ABD’nin Orta Doğu’da sıcak savaşa girmeme politikası ve sorunlara fazla bulaşmama anlayışı karşısında Türkiye’nin ABD ile Suriye’deki muhalefeti silahlı hava gücü ile destekleme kararı ve Suriye’deki savaşa bilfiil katılacak olması acaba dış politikadaki istikrarın bir gereği mi? ABD, IŞİD ve benzeri terör örgütlerini hedef almış ve Suriye’deki yönetimin değişmesini pek istemiyor; ama biz hâlâ Esed yönetimi diyoruz. Irak ve Suriye’deki gerçekleri yanlış okumak ve Suriye ile Irak’ın kuzeyinde terör örgütüne alan açmak başarı ve istikrar sayılabilir mi? Türkiye’yi Suriye’de savaşa sürüklemeyi isteyenler, aslında bir taşla iki kuş vuruyor. İki milyonu aşan Suriye’den gelen mülteciler Genel Seçimlerde oy kullanacaklar mı?

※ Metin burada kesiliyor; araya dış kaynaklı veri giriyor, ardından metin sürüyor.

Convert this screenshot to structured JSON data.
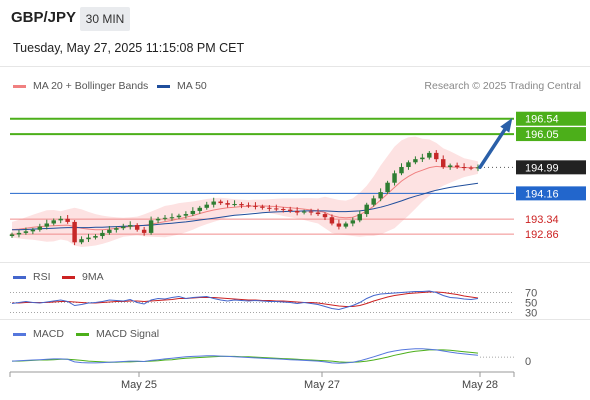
{
  "header": {
    "pair": "GBP/JPY",
    "interval": "30 MIN",
    "datetime": "Tuesday, May 27, 2025 11:15:08 PM CET",
    "attribution": "Research © 2025 Trading Central"
  },
  "colors": {
    "up_candle": "#2e7d32",
    "down_candle": "#c62828",
    "bollinger_fill": "#fde2e2",
    "ma20": "#f08080",
    "ma50": "#1f4e9c",
    "target_green": "#4caf1a",
    "support_red": "#f08c8c",
    "pivot_blue": "#2266cc",
    "arrow": "#2a5fa8",
    "rsi": "#4466cc",
    "rsi_ma": "#cc2222",
    "macd": "#5577dd",
    "macd_signal": "#4caf1a"
  },
  "chart_data": [
    {
      "type": "candlestick",
      "name": "price",
      "legend": [
        {
          "label": "MA 20 + Bollinger Bands",
          "color": "#f08080"
        },
        {
          "label": "MA 50",
          "color": "#1f4e9c"
        }
      ],
      "x_ticks": [
        "May 25",
        "May 27",
        "May 28"
      ],
      "ylim": [
        192.1,
        197.2
      ],
      "levels": [
        {
          "value": 196.54,
          "label": "196.54",
          "kind": "target"
        },
        {
          "value": 196.05,
          "label": "196.05",
          "kind": "target"
        },
        {
          "value": 194.99,
          "label": "194.99",
          "kind": "last"
        },
        {
          "value": 194.16,
          "label": "194.16",
          "kind": "pivot"
        },
        {
          "value": 193.34,
          "label": "193.34",
          "kind": "support"
        },
        {
          "value": 192.86,
          "label": "192.86",
          "kind": "support"
        }
      ],
      "price_path": [
        192.85,
        192.9,
        192.95,
        193.0,
        193.1,
        193.2,
        193.3,
        193.35,
        193.25,
        192.6,
        192.7,
        192.75,
        192.8,
        192.9,
        193.0,
        193.05,
        193.1,
        193.15,
        193.0,
        192.9,
        193.3,
        193.35,
        193.38,
        193.4,
        193.45,
        193.5,
        193.6,
        193.7,
        193.8,
        193.9,
        193.85,
        193.8,
        193.82,
        193.78,
        193.76,
        193.74,
        193.7,
        193.68,
        193.66,
        193.64,
        193.6,
        193.55,
        193.58,
        193.55,
        193.5,
        193.4,
        193.2,
        193.1,
        193.2,
        193.3,
        193.5,
        193.8,
        194.0,
        194.2,
        194.5,
        194.8,
        195.0,
        195.15,
        195.25,
        195.3,
        195.45,
        195.25,
        195.0,
        195.05,
        195.0,
        194.98,
        194.96,
        194.99
      ],
      "ma20_path": [
        193.0,
        193.02,
        193.05,
        193.08,
        193.1,
        193.12,
        193.13,
        193.14,
        193.15,
        193.1,
        193.05,
        193.02,
        193.0,
        193.0,
        193.02,
        193.05,
        193.08,
        193.1,
        193.12,
        193.14,
        193.18,
        193.22,
        193.26,
        193.3,
        193.35,
        193.4,
        193.45,
        193.52,
        193.58,
        193.63,
        193.67,
        193.7,
        193.72,
        193.74,
        193.75,
        193.76,
        193.76,
        193.75,
        193.74,
        193.72,
        193.7,
        193.68,
        193.66,
        193.63,
        193.6,
        193.55,
        193.45,
        193.4,
        193.38,
        193.4,
        193.48,
        193.6,
        193.75,
        193.95,
        194.15,
        194.35,
        194.55,
        194.7,
        194.82,
        194.9,
        194.98,
        195.02,
        195.0,
        195.0,
        194.99,
        194.98,
        194.98,
        194.98
      ],
      "ma50_path": [
        193.0,
        193.0,
        193.01,
        193.02,
        193.03,
        193.04,
        193.05,
        193.06,
        193.07,
        193.07,
        193.07,
        193.07,
        193.08,
        193.08,
        193.09,
        193.1,
        193.11,
        193.12,
        193.13,
        193.14,
        193.15,
        193.17,
        193.19,
        193.21,
        193.23,
        193.25,
        193.28,
        193.31,
        193.34,
        193.37,
        193.4,
        193.43,
        193.46,
        193.48,
        193.5,
        193.52,
        193.54,
        193.56,
        193.57,
        193.58,
        193.59,
        193.59,
        193.6,
        193.6,
        193.6,
        193.6,
        193.59,
        193.58,
        193.58,
        193.59,
        193.6,
        193.63,
        193.67,
        193.72,
        193.78,
        193.85,
        193.92,
        194.0,
        194.07,
        194.13,
        194.2,
        194.26,
        194.31,
        194.35,
        194.39,
        194.42,
        194.45,
        194.48
      ],
      "bb_width_path": [
        0.25,
        0.3,
        0.35,
        0.4,
        0.45,
        0.5,
        0.5,
        0.45,
        0.5,
        0.6,
        0.6,
        0.55,
        0.5,
        0.45,
        0.4,
        0.35,
        0.3,
        0.3,
        0.3,
        0.35,
        0.4,
        0.45,
        0.5,
        0.5,
        0.5,
        0.48,
        0.45,
        0.42,
        0.4,
        0.38,
        0.35,
        0.3,
        0.25,
        0.22,
        0.2,
        0.2,
        0.2,
        0.22,
        0.25,
        0.28,
        0.3,
        0.32,
        0.35,
        0.38,
        0.4,
        0.5,
        0.55,
        0.55,
        0.55,
        0.6,
        0.7,
        0.8,
        0.95,
        1.1,
        1.2,
        1.3,
        1.3,
        1.25,
        1.15,
        1.0,
        0.9,
        0.75,
        0.6,
        0.5,
        0.4,
        0.3,
        0.25,
        0.2
      ]
    },
    {
      "type": "line",
      "name": "rsi",
      "legend": [
        {
          "label": "RSI",
          "color": "#4466cc"
        },
        {
          "label": "9MA",
          "color": "#cc2222"
        }
      ],
      "ylim": [
        25,
        75
      ],
      "levels": [
        {
          "value": 70,
          "label": "70"
        },
        {
          "value": 50,
          "label": "50"
        },
        {
          "value": 30,
          "label": "30"
        }
      ],
      "series": [
        {
          "name": "RSI",
          "values": [
            48,
            50,
            52,
            50,
            49,
            51,
            53,
            55,
            52,
            44,
            46,
            49,
            50,
            52,
            55,
            54,
            53,
            56,
            50,
            47,
            55,
            58,
            57,
            60,
            62,
            58,
            60,
            61,
            62,
            58,
            55,
            53,
            55,
            54,
            53,
            54,
            53,
            52,
            52,
            51,
            50,
            48,
            50,
            48,
            46,
            42,
            38,
            36,
            40,
            44,
            50,
            58,
            64,
            67,
            68,
            69,
            70,
            71,
            72,
            72,
            73,
            70,
            64,
            60,
            59,
            57,
            56,
            58
          ]
        },
        {
          "name": "9MA",
          "values": [
            49,
            49,
            50,
            50,
            50,
            50,
            51,
            52,
            52,
            51,
            50,
            49,
            49,
            50,
            51,
            52,
            52,
            53,
            53,
            52,
            53,
            54,
            55,
            56,
            58,
            58,
            59,
            60,
            60,
            60,
            59,
            58,
            57,
            56,
            55,
            55,
            54,
            54,
            53,
            53,
            52,
            51,
            50,
            50,
            49,
            47,
            45,
            43,
            42,
            42,
            44,
            48,
            53,
            57,
            61,
            64,
            66,
            68,
            69,
            70,
            71,
            71,
            70,
            68,
            66,
            63,
            61,
            59
          ]
        }
      ]
    },
    {
      "type": "line",
      "name": "macd",
      "legend": [
        {
          "label": "MACD",
          "color": "#5577dd"
        },
        {
          "label": "MACD Signal",
          "color": "#4caf1a"
        }
      ],
      "ylim": [
        -0.3,
        0.5
      ],
      "levels": [
        {
          "value": 0,
          "label": "0"
        }
      ],
      "series": [
        {
          "name": "MACD",
          "values": [
            0.0,
            0.01,
            0.02,
            0.03,
            0.04,
            0.05,
            0.06,
            0.06,
            0.05,
            -0.02,
            -0.04,
            -0.05,
            -0.05,
            -0.04,
            -0.03,
            -0.02,
            -0.01,
            0.0,
            0.0,
            -0.01,
            0.02,
            0.04,
            0.06,
            0.08,
            0.1,
            0.12,
            0.13,
            0.14,
            0.15,
            0.15,
            0.14,
            0.13,
            0.12,
            0.11,
            0.1,
            0.09,
            0.08,
            0.07,
            0.06,
            0.05,
            0.04,
            0.03,
            0.02,
            0.01,
            0.0,
            -0.02,
            -0.05,
            -0.06,
            -0.05,
            -0.03,
            0.01,
            0.06,
            0.12,
            0.18,
            0.24,
            0.28,
            0.31,
            0.33,
            0.34,
            0.34,
            0.33,
            0.31,
            0.28,
            0.25,
            0.22,
            0.2,
            0.18,
            0.16
          ]
        },
        {
          "name": "MACD Signal",
          "values": [
            0.0,
            0.0,
            0.01,
            0.02,
            0.03,
            0.03,
            0.04,
            0.05,
            0.05,
            0.04,
            0.02,
            0.0,
            -0.01,
            -0.02,
            -0.03,
            -0.03,
            -0.02,
            -0.02,
            -0.01,
            -0.01,
            0.0,
            0.01,
            0.03,
            0.04,
            0.06,
            0.08,
            0.09,
            0.1,
            0.11,
            0.12,
            0.13,
            0.13,
            0.13,
            0.12,
            0.12,
            0.11,
            0.1,
            0.09,
            0.08,
            0.07,
            0.06,
            0.05,
            0.04,
            0.03,
            0.02,
            0.01,
            0.0,
            -0.02,
            -0.03,
            -0.03,
            -0.02,
            0.0,
            0.03,
            0.07,
            0.11,
            0.16,
            0.2,
            0.24,
            0.27,
            0.29,
            0.31,
            0.31,
            0.31,
            0.3,
            0.28,
            0.26,
            0.24,
            0.22
          ]
        }
      ]
    }
  ]
}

Yeni Türkiye adı altında hayal tünelinde dolaşanların maceraları herkese anlatılmalı ve unutturulmamalıdır. Bu tuzak sadece tek adam egemenliği olan başkanlık sistemini getirmiyor. Demokratik parlamenter sistem rafa kalkmaktadır. Başkanlık sisteminin sorunlu hali tavır, beyan ve müdahalelerden belli oluyor. Anayasa’dan Türk kimliği çıkarılacaktır. Türk Milleti gerçeği inkar edilecektir. Bol etnikli ortaklık devletine geçilecektir. Egemenlik açık artırmaya çıkarılarak paylaştırılacak ve devredilecektir. Şerefli sayfalarla dolu Millî Mücadeleye dayalı T.C.’yi kuran millî irade, devletin kuruluş amacı ve felsefesi terk edilecektir. Kısaca yakın tarih silinecektir. Kamplaşma artacak, yolsuzluk alışkanlığı sürebilecek ve yeni kumpaslar kurulabilecektir. Terör soslu sözde barış süreci devam edecektir. İnşallah biz yanılırız. Demek ki  “ikinci devre” de Türkiye’yi büyük bir istikrar beklemektedir! Millî bayramların sulandırılması bu istikrarı müjdeliyor.

Şu halde, sandığa gidecek ve kendisini Türk olarak hisseden, Türk Milletine aidiyet duygusunu taşıyan herkes; Aziz Nesin’in tanımına uymayı bir tarafa bırakarak,  “Hepimiz Türküz”  diyebilen bir iktidarın yolunu açmalıdır. Yeni Türkiye tuzağı fark edilmeden rey kullanmak, futbol takımı tutar gibi parti tutmaktır.